Nanomechanical Device Bridges Classic And Quantum Physics
Nanotechnology leapt into the realm of quantum mechanics this past winter when an antenna-like sliver of silicon one-tenth the width of a human hair oscillated in a lab in a Boston University basement. With two sets of protrusions, much like the teeth from a two-sided comb or the paddles from a rowing shell, the antenna not only exhibits the first quantum nanomechanical motion but is also the world's fastest moving nanostructure.
Source: PhysOrgA team of Boston University physicists led by Assistant Professor Pritiraj Mohanty developed the nanomechanical oscillator. Operating at gigahertz speeds, the technology could help further miniaturize wireless communication devices like cell phones, which exchange information at gigahertz frequencies. But, more important to the researchers, the oscillator lies at the cusp of classic physics, what people experience everyday, and quantum physics, the behavior of the molecular world.

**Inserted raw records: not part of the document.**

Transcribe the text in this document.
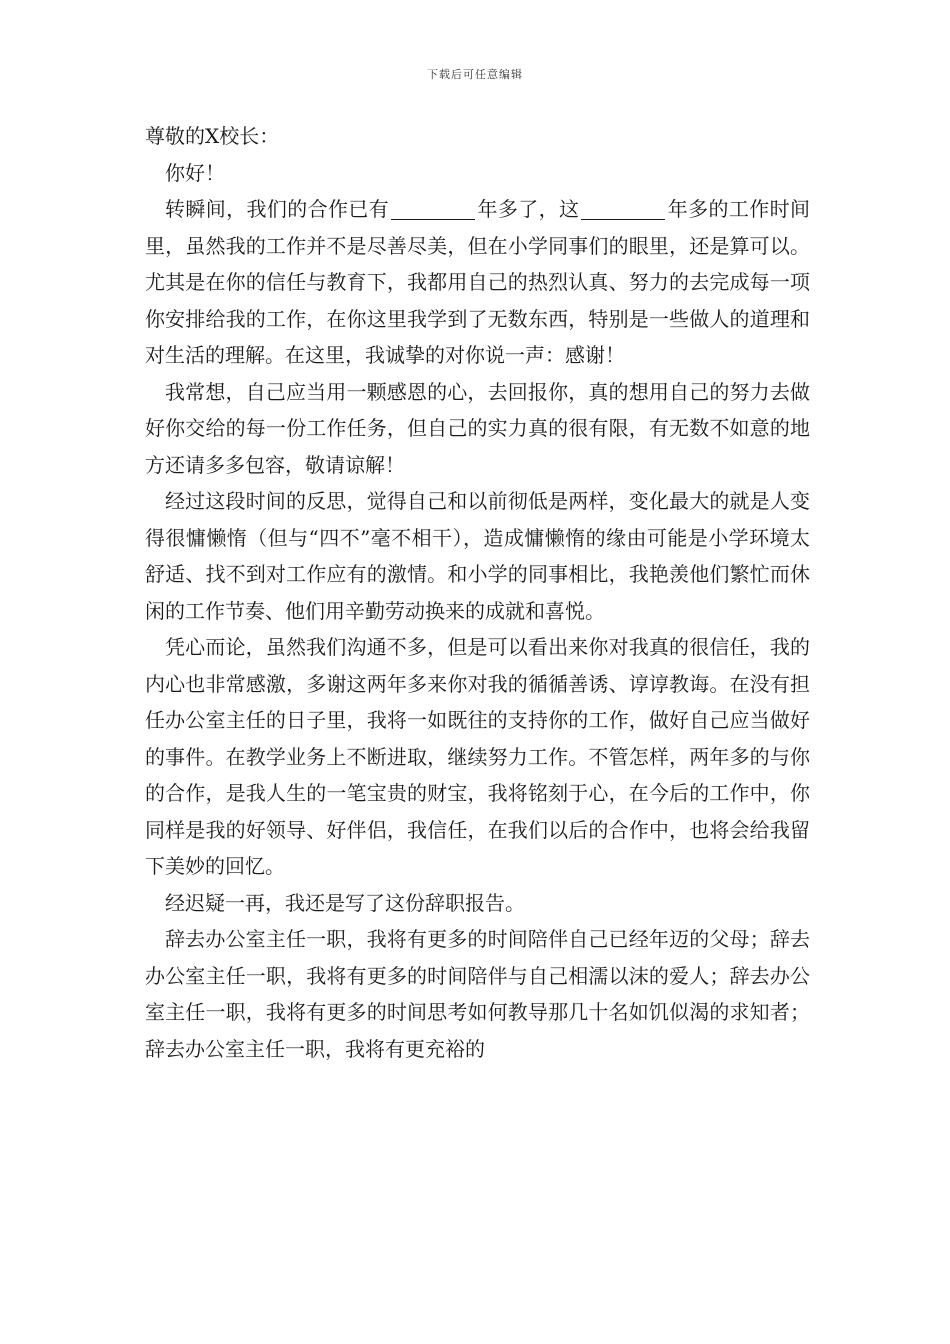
下载后可任意编辑

尊敬的X校长：

你好！

转瞬间，我们的合作已有	年多了，这	年多的工作时间里，虽然我的工作并不是尽善尽美，但在小学同事们的眼里，还是算可以。尤其是在你的信任与教育下，我都用自己的热烈认真、努力的去完成每一项你安排给我的工作，在你这里我学到了无数东西，特别是一些做人的道理和对生活的理解。在这里，我诚挚的对你说一声：感谢！

我常想，自己应当用一颗感恩的心，去回报你，真的想用自己的努力去做好你交给的每一份工作任务，但自己的实力真的很有限，有无数不如意的地方还请多多包容，敬请谅解！

经过这段时间的反思，觉得自己和以前彻低是两样，变化最大的就是人变得很慵懒惰（但与“四不”毫不相干），造成慵懒惰的缘由可能是小学环境太舒适、找不到对工作应有的激情。和小学的同事相比，我艳羡他们繁忙而休闲的工作节奏、他们用辛勤劳动换来的成就和喜悦。

凭心而论，虽然我们沟通不多，但是可以看出来你对我真的很信任，我的内心也非常感激，多谢这两年多来你对我的循循善诱、谆谆教诲。在没有担任办公室主任的日子里，我将一如既往的支持你的工作，做好自己应当做好的事件。在教学业务上不断进取，继续努力工作。不管怎样，两年多的与你的合作，是我人生的一笔宝贵的财宝，我将铭刻于心，在今后的工作中，你同样是我的好领导、好伴侣，我信任，在我们以后的合作中，也将会给我留下美妙的回忆。

经迟疑一再，我还是写了这份辞职报告。

辞去办公室主任一职，我将有更多的时间陪伴自己已经年迈的父母；辞去办公室主任一职，我将有更多的时间陪伴与自己相濡以沫的爱人；辞去办公室主任一职，我将有更多的时间思考如何教导那几十名如饥似渴的求知者；辞去办公室主任一职，我将有更充裕的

Comprised of 50 billion atoms, the antenna built by Mohanty’s team is so far the largest structure to display quantum mechanical movements.
“It’s a truly macroscopic quantum system,” says Alexei Gaidarzhy, the paper’s lead author and a graduate student in the BU College of Engineering’s Department of Aerospace and Mechanical Engineering. The device is also the fastest of its kind, oscillating at 1.49 gigahertz, or 1.49 billion times a second, breaking the previous record of 1.02 gigahertz achieved by a nanomachine produced by another group.
According to Gaidarzhy, during the past several decades engineers have made phenomenal advances in information technology by shrinking electronic circuitry and devices to fit onto semiconductor chips. Shrinking electronic or mechanical systems further, he says, will inevitably require new paradigms involving quantum theory. For example, these mechanical/quantum mechanical hybrids could be used for quantum computing.